The shepherds accused cheese-makers and industrialists to have allied in order to keep prices for sheep and goat milk so low that they would rather throw the milk away than sell it for close to nothing.
The drop in prices is a consequence of the overproduction of pecorino romano cheese, the product in which most of the sheep milk produced in Sardinia goes to. The wholesale price used to be around €7.5 ($8.4) per kg, but it dropped to €5.5 ($6.2), bringing down the price of the raw material to the point production became unsustainable for shepherds.
Luca Saba, the president of the Sardinian Coldiretti, the association that represents agriculture, blamed the processing industries for the fall of prices, explaining that cheesemakers made much more than what the demand could absorb. Last September, the Italian center for agricultural studies already warned about the excessive production of pecorino romano cheese in 2018 and registered a surfeit of dozens of thousands of quintals. The crisis was not only triggered by a surplus in production, but also because of a significant decline in exports.
Massimo Forino, the director of the association representing dairy industrialists, told Italian media that pecorino romano cheese’s exports have fallen by 33% while production was raised by 23%, creating an economic imbalance in the sector. The most important market for the pecorino cheese has traditionally been North America, with the United States and Canada representing the biggest buyers of the Italian traditional product. However, in 2018 exports toward America fell by 44%, leaving cheese industrialists with a considerable surplus of unsold production. The drop in exports must also be traced back to the rise in prices. When the Italian pecorino cheese becomes too expensive, North Americans tend to go for a cheaper version of the product, like the one from South America.
As the protests got all the way over to Rome, with farmers demonstrating outside the Italian parliament, the government started working on a solution. The first proposal, that offered €0.70 ($0.79) per liter right away, with the goal of reaching €1 ($1.13) within three months, was rejected. As negotiations continue, the Ministry of Interior has allocated €44 million ($49.7m) to remove from the market all the excess of pecorino cheese to make prices go higher.

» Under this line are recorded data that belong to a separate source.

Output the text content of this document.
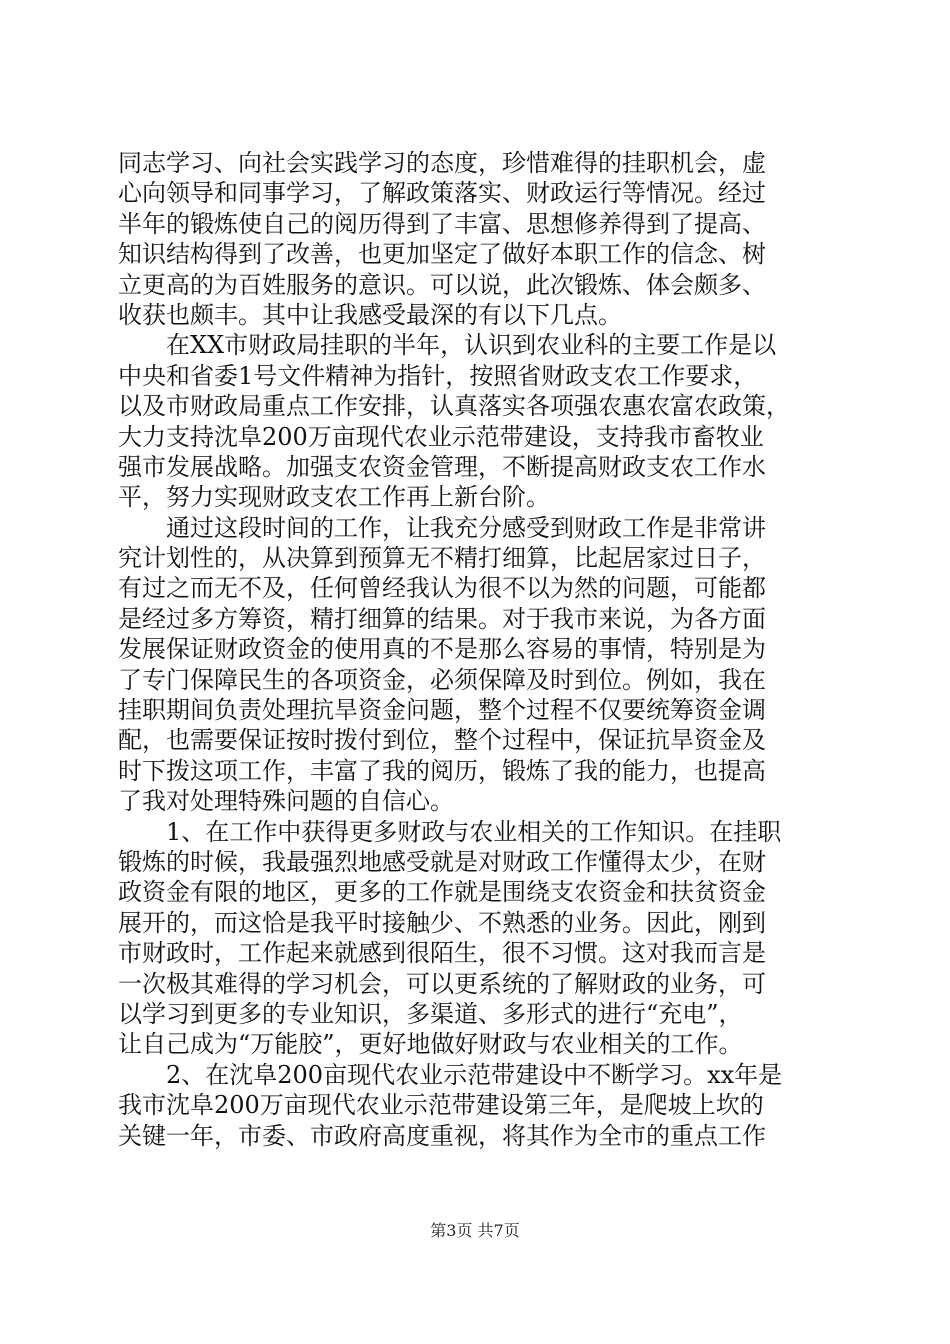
同志学习、向社会实践学习的态度，珍惜难得的挂职机会，虚
心向领导和同事学习，了解政策落实、财政运行等情况。经过
半年的锻炼使自己的阅历得到了丰富、思想修养得到了提高、
知识结构得到了改善，也更加坚定了做好本职工作的信念、树
立更高的为百姓服务的意识。可以说，此次锻炼、体会颇多、
收获也颇丰。其中让我感受最深的有以下几点。
在XX市财政局挂职的半年，认识到农业科的主要工作是以
中央和省委1号文件精神为指针，按照省财政支农工作要求，
以及市财政局重点工作安排，认真落实各项强农惠农富农政策，
大力支持沈阜200万亩现代农业示范带建设，支持我市畜牧业
强市发展战略。加强支农资金管理，不断提高财政支农工作水
平，努力实现财政支农工作再上新台阶。
通过这段时间的工作，让我充分感受到财政工作是非常讲
究计划性的，从决算到预算无不精打细算，比起居家过日子，
有过之而无不及，任何曾经我认为很不以为然的问题，可能都
是经过多方筹资，精打细算的结果。对于我市来说，为各方面
发展保证财政资金的使用真的不是那么容易的事情，特别是为
了专门保障民生的各项资金，必须保障及时到位。例如，我在
挂职期间负责处理抗旱资金问题，整个过程不仅要统筹资金调
配，也需要保证按时拨付到位，整个过程中，保证抗旱资金及
时下拨这项工作，丰富了我的阅历，锻炼了我的能力，也提高
了我对处理特殊问题的自信心。
1、在工作中获得更多财政与农业相关的工作知识。在挂职
锻炼的时候，我最强烈地感受就是对财政工作懂得太少，在财
政资金有限的地区，更多的工作就是围绕支农资金和扶贫资金
展开的，而这恰是我平时接触少、不熟悉的业务。因此，刚到
市财政时，工作起来就感到很陌生，很不习惯。这对我而言是
一次极其难得的学习机会，可以更系统的了解财政的业务，可
以学习到更多的专业知识，多渠道、多形式的进行“充电”，
让自己成为“万能胶”，更好地做好财政与农业相关的工作。
2、在沈阜200亩现代农业示范带建设中不断学习。xx年是
我市沈阜200万亩现代农业示范带建设第三年，是爬坡上坎的
关键一年，市委、市政府高度重视，将其作为全市的重点工作
第3页 共7页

What is happening right now in Sardinia is somehow a classic conflict between the parts involved in the food supply chain. The final price of a product is set by the last subject in the chain, the retailer, that appoints it on the basis of the selling price of the processor, the intermediate category that transforms the raw material and delivers to the marketers. The profit that comes from a product often benefits mostly the seller and the industrialist, while producers, the first group of the chain, handle over the raw material at a price that can be extremely lower than the final one. Cyclically, this imbalance generates economical tension within the supply chain and the protests of Sardinian shepherds are the result of that tension. While negotiations are still on, this case is the opportunity for consumers, who only see the finished product and its ending price, to be more informed on the steps of the food supply chain, all the work’s phases and the labor struggles behind what they are buying.